Over a number of years, the author ran the Cynefin ‘butterfly stamping’ exercise with over 300 people involved in Agile software development. Here’s an example of the results from those workshops, looking at how the participants made sense of various software development related activities:

The highest percentage of tasks and activities were in the complex domain:

Although this is not sufficient to argue that software development as a whole is complex, it does suggest that many parts of it are amenable to analysis and treatment using complexity-based tools and techniques.

In a complex domain, one of the hardest things for us to let go of is our desire for linear causality. But in the complex domain there is no meaningful causality, and any causality is only retrospectively coherent. That is, it makes sense looking backwards after the fact, but that doesn’t mean it is predictable or repeatable.

Success in software development is only retrospectively coherent.

A good example of retrospective coherence is task estimation. Once you’ve completed a task, you now exactly how long it took and why. But before you do any (complex) task, it’s almost impossible to estimate.

The same goes for projects. As a project goes on, the reasons for its success become established, not before. After it’s over, you can say that the project was a success, and that certain things took place during the project – but you cannot say that the project was a success because certain things took place!

(A whole genre of business books seem to fall into this trap too).

Human nature and our desire to find predictive patterns makes us want to repeat the things that took place as if they were guarantees of future success, but this doesn’t hold in the complex domain.

Contrary to Einstein’s definition, in a socially complex system, insanity is doing the same thing over and over again and expecting the same result!

So what should we do? The Cynefin framework suggests to us that in a complex domain, we should use a probe-sense-respond technique:

  • Set boundaries for the system to emerge
  • Employ numerous probes providing feedback on what works and what doesn’t
  • Apply sense-making analysis to the feedback results
  • Continue or intensify the things that work, correct or change those that don’t.

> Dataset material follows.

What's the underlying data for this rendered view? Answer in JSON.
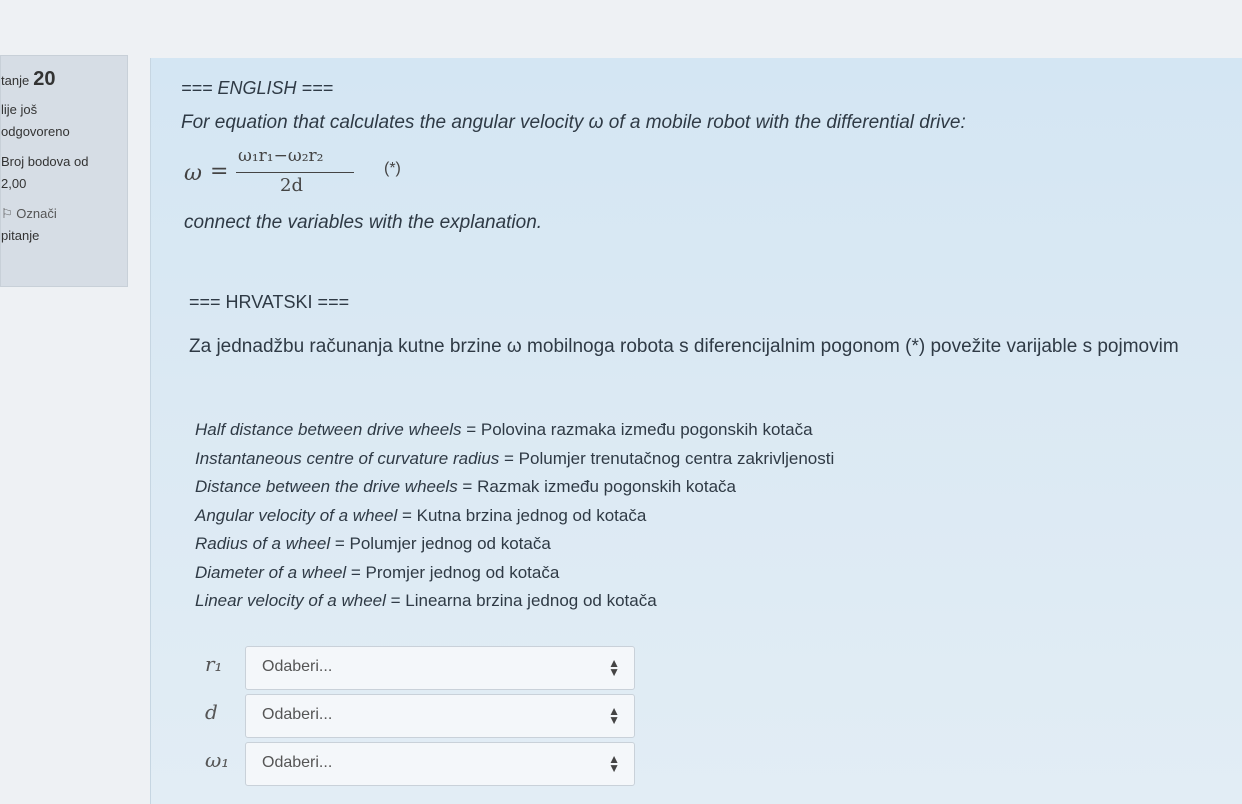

Tighten this into a small iterative loop, observing emergent patterns, amplifying good ones, and disrupting bad ones, until you end up successful at your endeavour. In fact, it’s often the case that by applying this process, you discover value at points along the way. Your final product can end up looking very different to the original plan, and being very much better. You could not have defined these benefits at the outset and aimed for them; these are an example of emergent properties of the complex system.

And this, concludes Pelrine, is what the true spirit of Agile is all about: Agile’s ‘apply-inspect-adapt’ model is a probe-sense-respond model. Social complexity methods such as Cynefin provide the theoretical underpinnings that we need to understand in order for such methods to become truly scalable and sustainable.